Our Lady presents a compelling call to action. She challenges traditional power structures of every stripe. She appeared to a poor indigenous man in Mexico in 1531. Juan Diego would have been part of the lowest class of people in Mexican society. People like Diego were not considered by Spaniards to be human. In the story, the bishop, a symbol and locus of the power of the Church, is a hindrance to the message of God. Diego, a marginalized, degraded person, is the messenger. The bishop could not fathom that the word of God would come through such a lowly person. In appearing to Diego, and choosing to appear as an indigenous woman, Our Lady challenges the structure of oppression of indigenous people in the Americas.
Of course, there still exist many structures of oppression in the Americas. The Juan Diegos of today are all around us: at Standing Rock, where indigenous people resist nonviolently to protect natural resources; at colleges and universities, where undocumented students bravely announce that they are not afraid. In the voices of peace activists, racial and worker justice advocates, and all people working for justice, Juan Diego continues to proclaim the truth.
Another gift of Our Lady is her simple request. She asked not for a feast day, or to settle some theological argument. She wanted to accompany people in their sorrow, listen to them, and comfort them. Mary, Our Mother, just wants to listen.

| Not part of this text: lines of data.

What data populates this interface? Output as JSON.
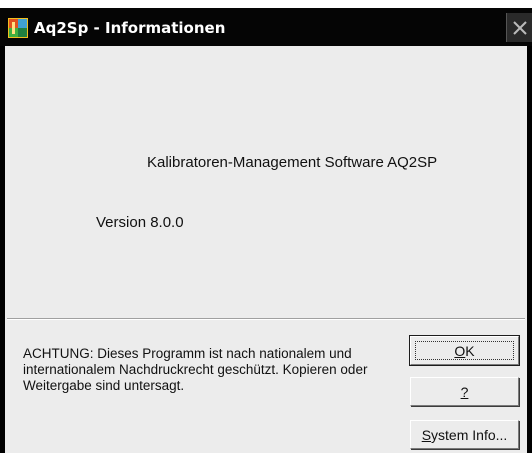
{
  "window": {
    "title": "Aq2Sp - Informationen",
    "icons": {
      "app": "aq2sp-app-icon",
      "close": "close-icon"
    }
  },
  "content": {
    "product_name": "Kalibratoren-Management Software AQ2SP",
    "version": "Version 8.0.0",
    "warning": "ACHTUNG: Dieses Programm ist nach nationalem und internationalem Nachdruckrecht geschützt. Kopieren oder Weitergabe sind untersagt."
  },
  "buttons": {
    "ok": {
      "mnemonic": "O",
      "rest": "K"
    },
    "help": {
      "label": "?"
    },
    "system_info": {
      "mnemonic": "S",
      "rest": "ystem Info..."
    }
  }
}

This Advent, with the feast days of Saint Juan Diego and Our Lady of Guadalupe on December 9 and 12, I am reminded of the pregnant Mary’s appearance to the lowest of the low. Mary was a poor, ostracized woman, and she chose to appear to a poor, ostracized man. Our Lady comforts and shelters all marginalized people, accompanying them in love. The mother of Jesus knows what it is to be rejected. She still loves where there seems to be no hope. She still gathers roses from frozen ground.